Practical applications: Understanding circadian rhythms can help improve the sleep and health of shift workers, for example. Czeisler et al (1982) found that employees whose shifts were stable over 21 days or more had greater employee satisfaction, improved health estimates, and were less likely to leave their job than employees whose work schedules changed every week. This is likely because keeping shift schedules over 21 days or more allowed workers’ circadian rhythms to adjust to their work schedules. This knowledge can be used by businesses that employ workers on shifts to improve employee satisfaction and reduce employee turnover.
Methodological concerns: Much of the research on circadian rhythms is in the form of case studies or experiments using small sample sizes. As such, these findings may not be valid when applied to the general population.

Infradian

Infradian rhythms are biological cycles lasting more than 24 hours. An example of an infradian rhythm is the human menstrual cycle: Women typically ovulate once every 28 days.

menstrual cycle infradian rhythm

As with circadian rhythms, infradian rhythms are controlled by endogenous pacemakers. For example, hormones such as estrogen and progesterone are crucial to the menstrual cycle.

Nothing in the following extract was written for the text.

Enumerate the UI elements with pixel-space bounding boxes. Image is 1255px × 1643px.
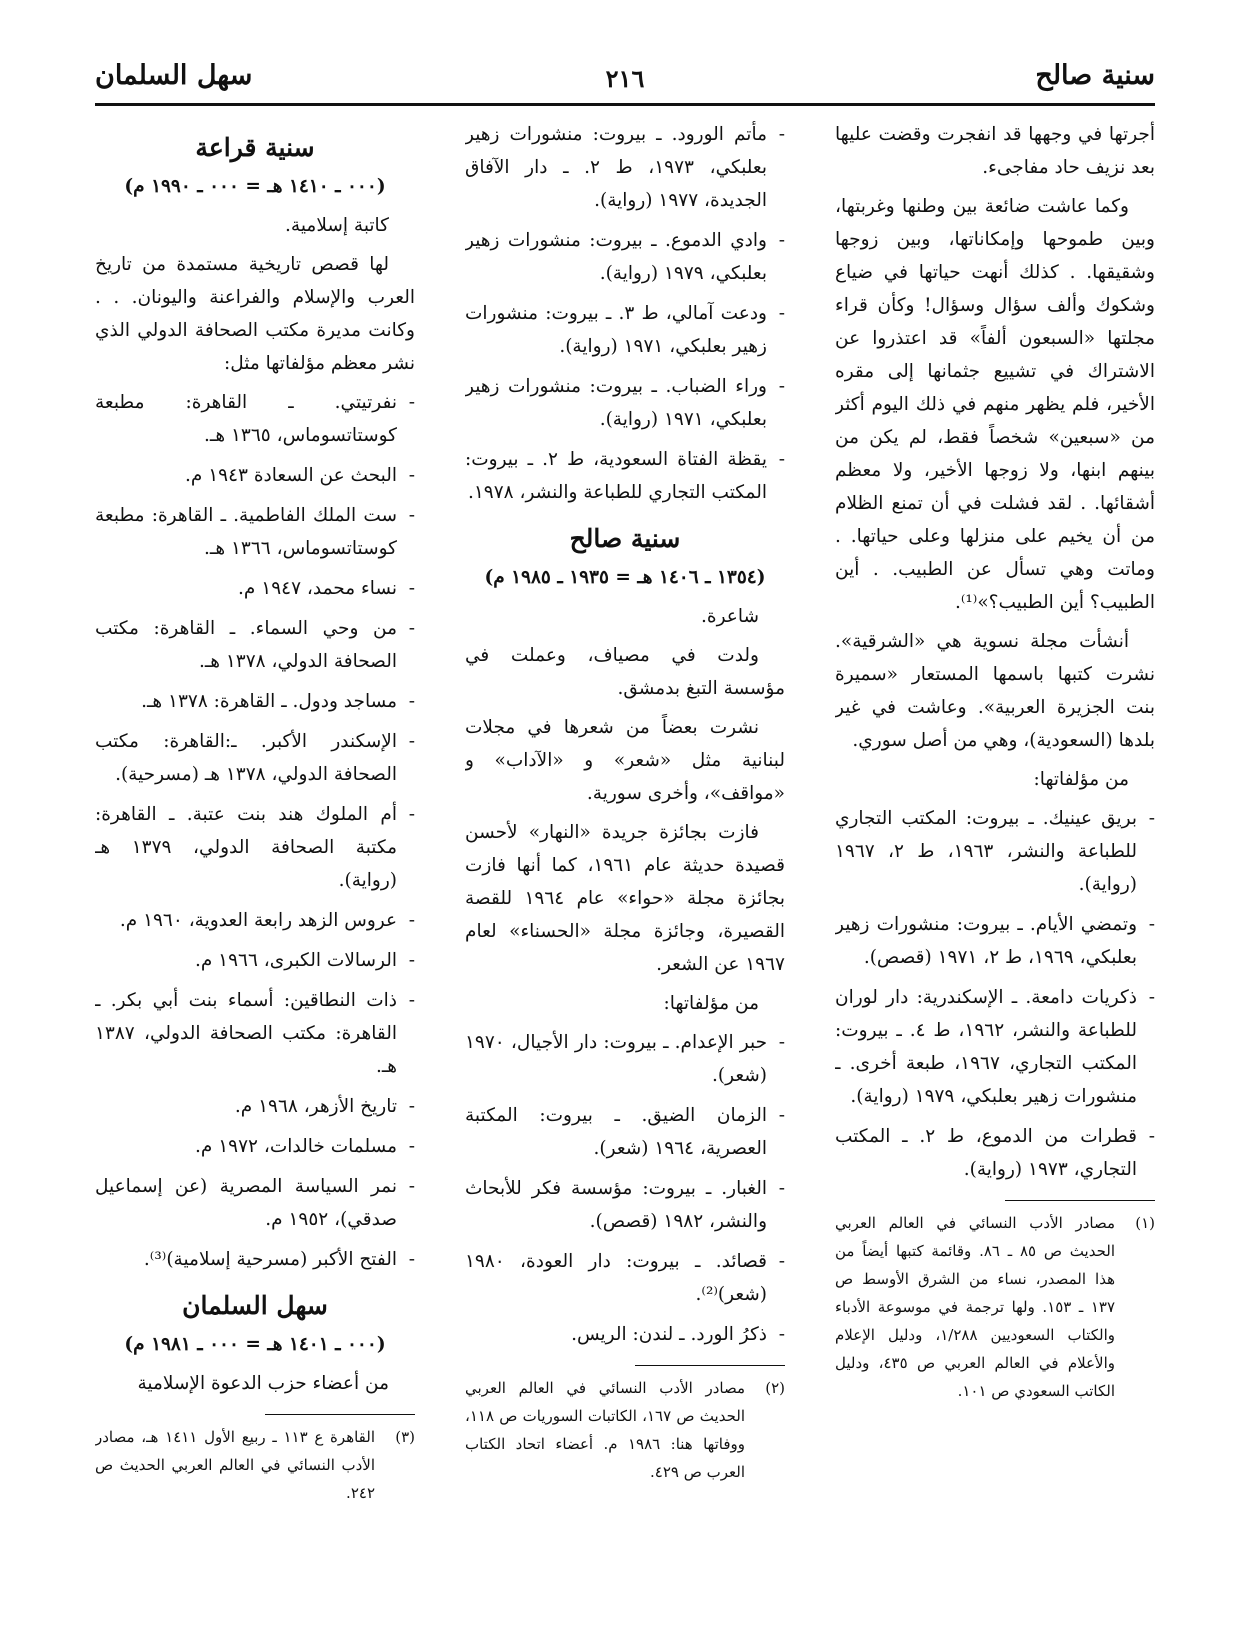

Infradian rhythms can also be influenced by exogenous zeitgebers. For example, Stern and McClintock (1998) demonstrated that women’s menstrual cycles change when exposed to pheromones from other women.

Ultradian

Ultradian rhythms are biological cycles lasting less than 24 hours. An example of an ultradian rhythm is the different stages of sleep: During the night, a sleeping person will typically cycle between five stages:

Stage	Length	Description
1	5-15 minutes	Light sleep. Alpha waves increase and brain activity starts to reduce. Heart rate slows and muscles relax.
2	5-15 minutes	Light sleep. Brain activity reduces but with occasional bursts of activity.
3	5-15 minutes	Deep sleep. Delta brain waves increase and brain activity is greatly reduced.
4	~40 minutes	Deep sleep. Delta waves peak, lowest level of brain activity during the sleep cycle.
Rapid eye movement (REM)	>15 minutes	High level of brain activity. Dreams are likely to occur. Body is completely relaxed.

One complete sleep cycle through all these stages will typically take around 90 minutes. So, during a full night’s sleep, a person may repeat this cycle four or five times.